I felt that it would be unkind to press him further and turned to go.
"Would you like to send any word to your folks or to grandmother and the old Squire?" I asked.
"Better not," said he with a kind of solemn sullenness. "I am out of all that. I'm the same's dead."
I could see that he wished it so. He had not really and in so many words acknowledged his identity; but when I turned to go he followed me to the log fence round the garden and as I got over grasped my hand and held on for the longest time! I thought he would never let go. His hand felt rather cold. I suppose the sight of me and the home speech brought his early life vividly back to him. He swallowed hard several times without speaking, and again I saw his wrinkled face working. He let go at last, went heavily back and picked up his hoe; and as we drove on I saw him hoeing stolidly.
The driver said that he had cleared up the little farm and built the log house and barn all by his own labor. For five years he had lived alone, but later he had married the widow of a Scotch immigrant. I noticed that this French-Canadian driver called him "M'sieur Andrews." It would seem that he had changed his name and begun anew in the world—or had tried to.
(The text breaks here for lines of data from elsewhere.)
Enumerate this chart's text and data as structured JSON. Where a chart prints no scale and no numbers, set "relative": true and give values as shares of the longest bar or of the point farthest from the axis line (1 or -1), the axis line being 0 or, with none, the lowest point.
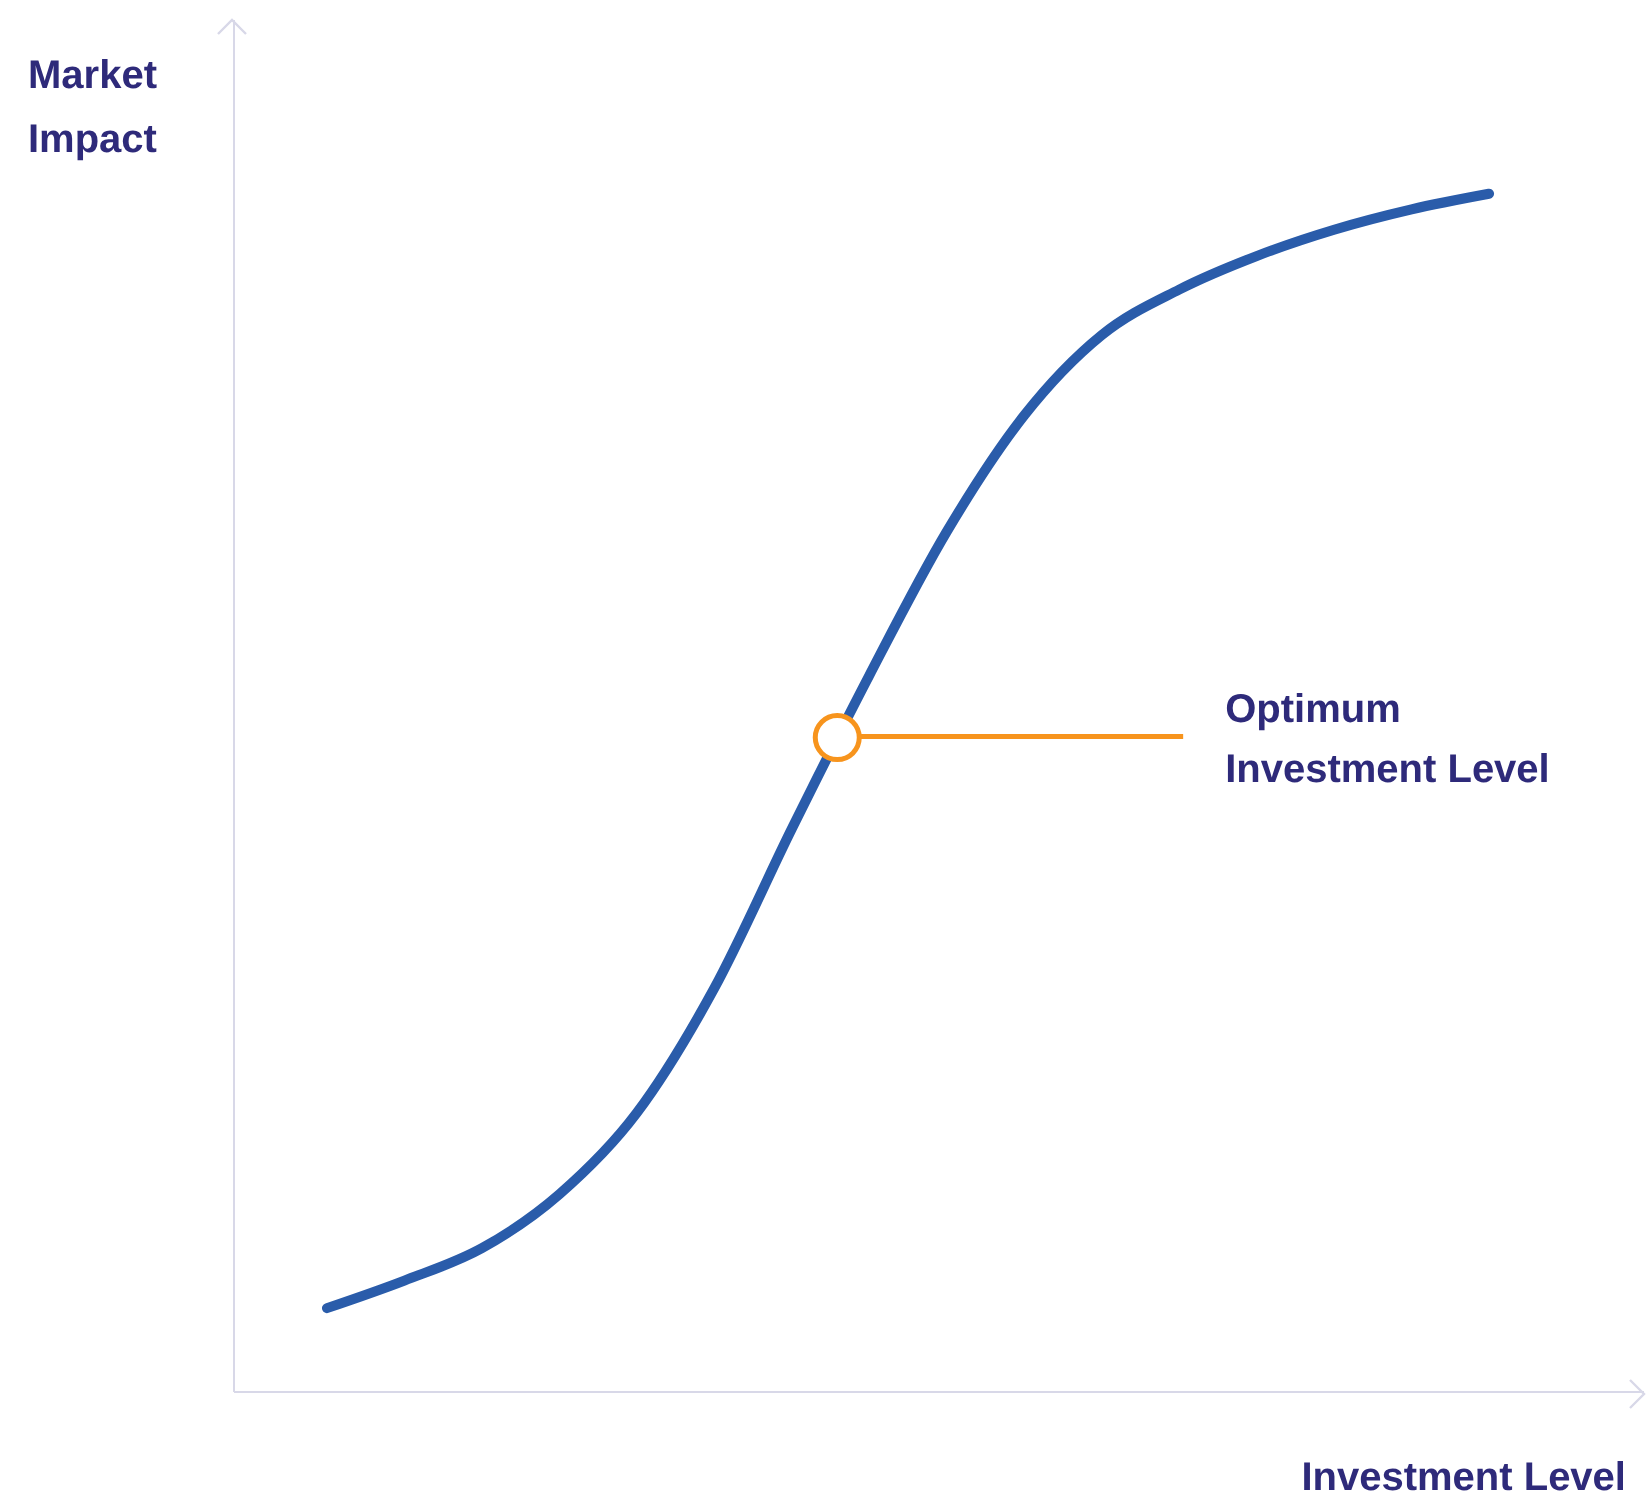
{
  "chart_data": {
    "type": "line",
    "relative": true,
    "xlabel": "Investment Level",
    "ylabel": "Market Impact",
    "categories": [
      null,
      null,
      null,
      null,
      null,
      null,
      null,
      null,
      null,
      null,
      null,
      null,
      null,
      null,
      null,
      null
    ],
    "series": [
      {
        "color": "#2a5caa",
        "values": [
          0.07,
          0.093,
          0.12,
          0.165,
          0.233,
          0.337,
          0.47,
          0.598,
          0.718,
          0.815,
          0.882,
          0.92,
          0.948,
          0.97,
          0.987,
          1.0
        ]
      }
    ],
    "ref_lines": [
      {
        "axis": "y",
        "value": 0.547,
        "label": "Optimum\nInvestment Level",
        "color": "#f7941d"
      }
    ],
    "marker": "none",
    "grid": false,
    "legend": false
  }
}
How far he had succeeded I am unable to say.
I could not help feeling puzzled as well as depressed. The proper course under such circumstances is not wholly clear. Had his former friends a right to know what I had discovered? Right or wrong, what I decided on was to say nothing so long as the old man lived. Three years afterwards I wrote to a person whose acquaintance I had made at Three Rivers, asking him whether an old American, residing at a place I described, were still living, and received a reply saying that he was and apparently in good health. But two years later this same Canadian acquaintance, remembering my inquiry, wrote to say that the old man I had once asked about had just died, but that his widow was still living at their little farm and getting along as well as could be expected.
Then one day as the old Squire and I were driving home from a grange meeting I told him what I had learned five years before concerning the fate of his old friend. It was news to him, and yet he did not appear to be wholly surprised.
"I don't know, sir, whether I have done right or not, keeping this from you so long," I said after a moment of silence.
"I think you did perfectly right," the old Squire said after a pause. "You did what I myself, I am sure, would have done under the circumstances."